Tuesday, February 14, 2012

Pavlov...Pavlov...hmmm...Nope, Doesn’t Ring a Bell

Obviously it would be unreasonable to think that the explanation for the dog’s drooling in Pavlov’s experiments is because the dog wanted to mess with Pavlov, but note that the explanation suggested in the comic is entirely consistent with the data generated through observation of the dog’s behavior. Such a conclusion (which would be absurd in the case of dogs but plausible in the case of humans) is ruled out by the behaviorists based on their own a priori assumptions rather than by the data. Though the assumption is valid in the case of Pavlov’s dogs, it functions in the experiment as an unacknowledged unobservable which undermines Skinner’s claims to  “radical” behaviorism.

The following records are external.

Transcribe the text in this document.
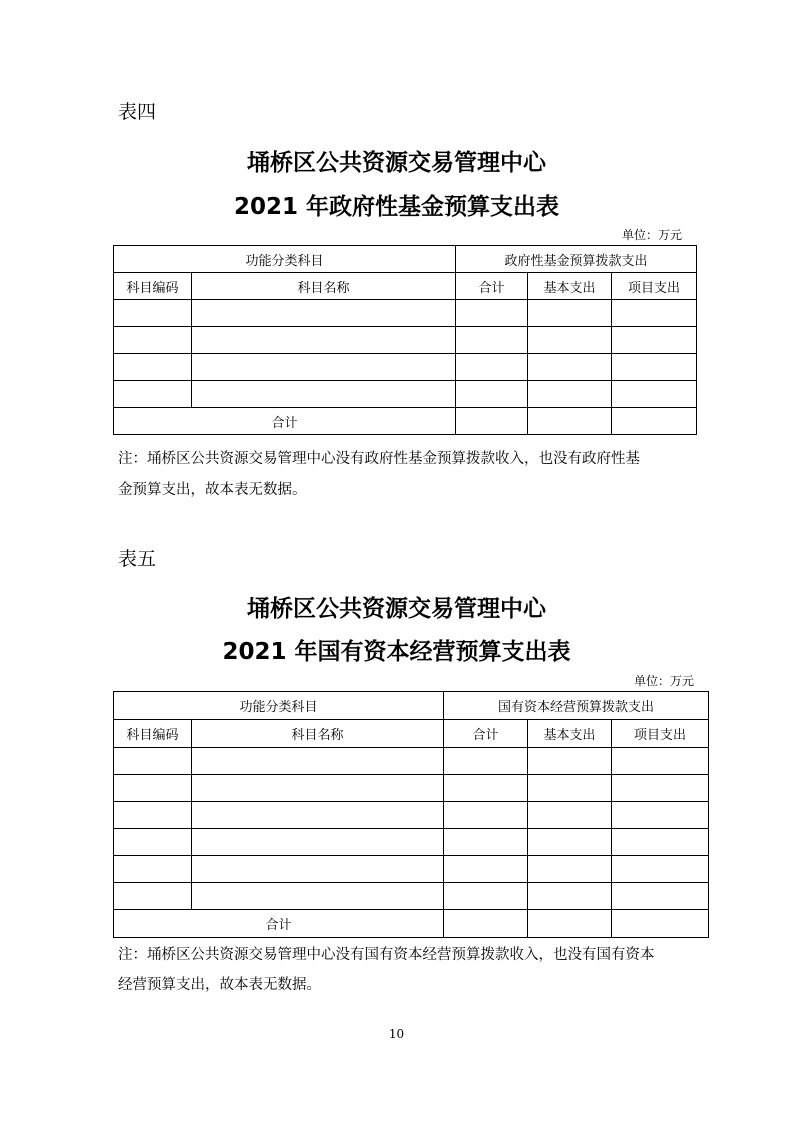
表四
埇桥区公共资源交易管理中心
2021 年政府性基金预算支出表
单位：万元
功能分类科目		政府性基金预算拨款支出		
科目编码	科目名称	合计	基本支出	项目支出

合计				
注：埇桥区公共资源交易管理中心没有政府性基金预算拨款收入，也没有政府性基
金预算支出，故本表无数据。
表五
埇桥区公共资源交易管理中心
2021 年国有资本经营预算支出表
单位：万元
功能分类科目		国有资本经营预算拨款支出		
科目编码	科目名称	合计	基本支出	项目支出

合计				
注：埇桥区公共资源交易管理中心没有国有资本经营预算拨款收入，也没有国有资本
经营预算支出，故本表无数据。
10
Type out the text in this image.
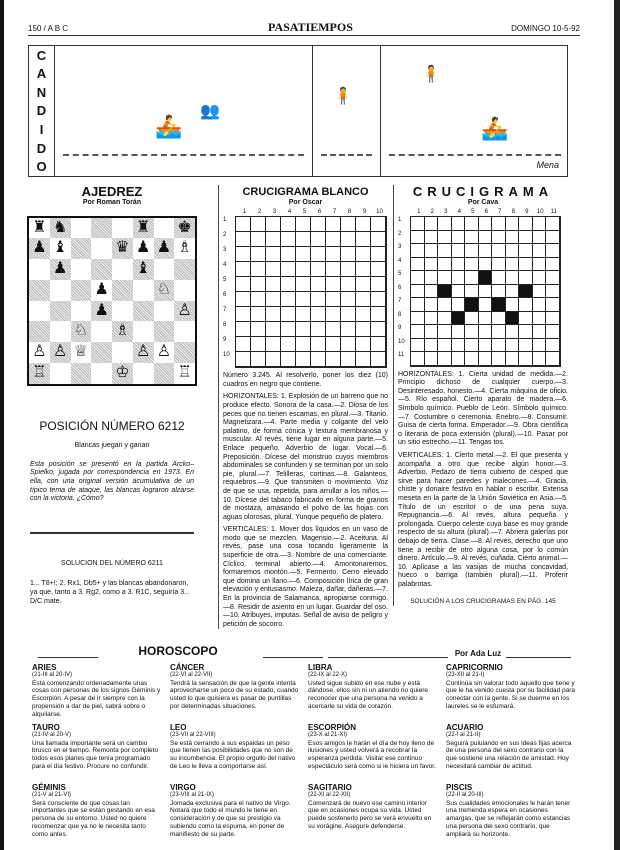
150 / A B C	PASATIEMPOS	DOMINGO 10-5-92
C
A
N
D
I
D
O
🚣
👥
🧍
🧍
🚣
Mena
AJEDREZ
Por Roman Torán
♜ ♞	♜ ♚
♟ ♝	♛ ♟ ♟ ♗
♟	♝
♟	♘
♟	♙
♘ ♗
♙ ♙ ♕	♙ ♙
♖	♔	♖
POSICIÓN NÚMERO 6212
Blancas juegan y ganan
Esta posición se presentó en la partida Arcko–Spielko, jugada por correspondencia en 1973. En ella, con una original versión acumulativa de un típico tema de ataque, las blancas lograron alzarse con la victoria. ¿Cómo?
SOLUCION DEL NÚMERO 6211
1... T8+!; 2. Rx1, Db5+ y las blancas abandonaron, ya que, tanto a 3. Rg2, como a 3. R1C, seguiría 3... D/C mate.
CRUCIGRAMA BLANCO
Por Oscar
1	2	3	4	5	6	7	8	9	10
1
2
3
4
5
6
7
8
9
10
Número 3.245. Al resolverlo, poner los diez (10) cuadros en negro que contiene.
HORIZONTALES: 1. Explosión de un barreno que no produce efecto. Sonora de la casa.—2. Diosa de los peces que no tienen escamas, en plural.—3. Titanio. Magnetizara.—4. Parte media y colgante del velo palatino, de forma cónica y textura membranosa y muscular. Al revés, tiene lugar en alguna parte.—5. Enlace pequeño. Adverbio de lugar. Vocal.—6. Preposición. Dícese del monstruo cuyos miembros abdominales se confunden y se terminan por un solo pie, plural.—7. Telilleras, cortinas.—8. Galanteos, requiebros.—9. Que transmiten o movimiento. Voz de que se usa, repetida, para arrullar a los niños.—10. Dícese del tabaco fabricado en forma de granos de mostaza, amasando el polvo de las hojas con aguas olorosas, plural. Yunque pequeño de platero.
VERTICALES: 1. Mover dos líquidos en un vaso de modo que se mezclen. Magensio.—2. Aceituna. Al revés, pase una cosa tocando ligeramente la superficie de otra.—3. Nombre de una comerciante. Cíclico, terminal abierto.—4. Amontonaremos, formaremos montón.—5. Fermento. Cerro elevado que domina un llano.—6. Composición lírica de gran elevación y entusiasmo. Maleza, dañar, dañeras.—7. En la provincia de Salamanca, apropiarse conmigo.—8. Residir de asiento en un lugar. Guardar del oso.—10. Atribuyes, imputas. Señal de aviso de peligro y petición de socorro.
CRUCIGRAMA
Por Cava
1	2	3	4	5	6	7	8	9	10	11
1
2
3
4
5
6
7
8
9
10
11
HORIZONTALES: 1. Cierta unidad de medida.—2. Principio dichoso de cualquier cuerpo.—3. Desinteresado, honesto.—4. Cierta máquina de oficio.—5. Río español. Cierto aparato de madera.—6. Símbolo químico. Pueblo de León. Símbolo químico.—7. Costumbre o ceremonia. Enebro.—8. Consumir. Guisa de cierta forma. Emperador.—9. Obra científica o literaria de poca extensión (plural).—10. Pasar por un sitio estrecho.—11. Tengas tos.
VERTICALES: 1. Cierto metal.—2. El que presenta y acompaña a otro que recibe algún honor.—3. Adverbio. Pedazo de tierra cubierto de césped que sirve para hacer paredes y malecones.—4. Gracia, chiste y donaire festivo en hablar o escribir. Extensa meseta en la parte de la Unión Soviética en Asia.—5. Título de un escritor o de una pena suya. Repugnancia.—6. Al revés, altura pequeña y prolongada. Cuerpo celeste cuya base es muy grande respecto de su altura (plural).—7. Abriera galerías por debajo de tierra. Clase.—8. Al revés, derecho que uno tiene a recibir de otro alguna cosa, por lo común dinero. Artículo.—9. Al revés, cuñada. Cierto animal.—10. Aplícase a las vasijas de mucha concavidad, hueco o barriga (también plural).—11. Proferir palabrotas.
SOLUCIÓN A LOS CRUCIGRAMAS EN PÁG. 145
HOROSCOPO	Por Ada Luz
ARIES
(21-III al 20-IV)
Está comenzando ordenadamente unas cosas con personas de los signos Géminis y Escorpión. A pesar de ir siempre con la propensión a dar de piel, sabrá sobre o alquilarse.
TAURO
(21-IV al 20-V)
Una llamada importante será un cambio brusco en el tiempo. Remonta por completo todos esos planes que tenía programado para el día festivo. Procure no confundir.
GÉMINIS
(21-V al 21-VI)
Será consciente de que cosas tan importantes que se están gestando en esa persona de su entorno. Usted no quiere recomenzar que ya no le necesita tanto como antes.
CÁNCER
(22-VI al 22-VII)
Tendrá la sensación de que la gente intenta aprovecharse un poco de su estado, cuando usted lo que quisiera es pasar de puntillas por determinadas situaciones.
LEO
(23-VII al 22-VIII)
Se está cerrando a sus espaldas un peso que tienen las posibilidades que no son de su incumbencia. El propio orgullo del nativo de Leo le lleva a comportarse así.
VIRGO
(23-VIII al 21-IX)
Jornada exclusiva para el nativo de Virgo. Notará que todo el mundo le tiene en consideración y de que su prestigio va subiendo como la espuma, en poner de manifiesto de su parte.
LIBRA
(22-IX al 22-X)
Usted sigue subido en ese nube y está dándose, ellos sin ni un atiendo no quiere reconocer que una persona ha venido a acercarle su vida de corazón.
ESCORPIÓN
(23-X al 21-XI)
Esos amigos le harán el día de hoy lleno de ilusiones y usted volverá a recobrar la esperanza perdida. Visitar ese continuo espectáculo será como si le hiciera un favor.
SAGITARIO
(22-XI al 22-XII)
Comenzará de nuevo ese camino interior que en ocasiones ocupa su vida. Usted puede sostenerlo pero se verá envuelto en su vorágine. Asegure defenderse.
CAPRICORNIO
(23-XII al 21-I)
Continúa sin valorar todo aquello que tiene y que le ha venido cuesta por su facilidad para conectar con la gente. Si se duerme en los laureles se le esfumará.
ACUARIO
(22-I al 21-II)
Seguirá pululando en sus ideas fijas acerca de una persona del sexo contrario con la que sostiene una relación de amistad. Hoy necesitará cambiar de actitud.
PISCIS
(22-II al 20-III)
Sus cualidades emocionales le harán tener una tremenda espera en ocasiones amargas, que se reflejarán como estancias una persona del sexo contrario, que ampliará su horizonte.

Skinner’s behavioristic rejection of theorizing about unobservable mechanisms is nevertheless revealed to be a theory founded on an unobservable mechanism. The behaviorist believes that external stimulus rather than such processes causally explain the results of her experiment, but as Hume pointed out, causality is never directly observed. We observe the bell ringing, and then we observe the dog drooling, but we never observe the bell causing the dog to drool. To make the causal leap the experimenter has to bring into the picture some theory that cannot logically be accounted for by observation of behavior alone. The leap can only be made by appealing to the experimenter’s own unobservable mental construct of the concept of causality.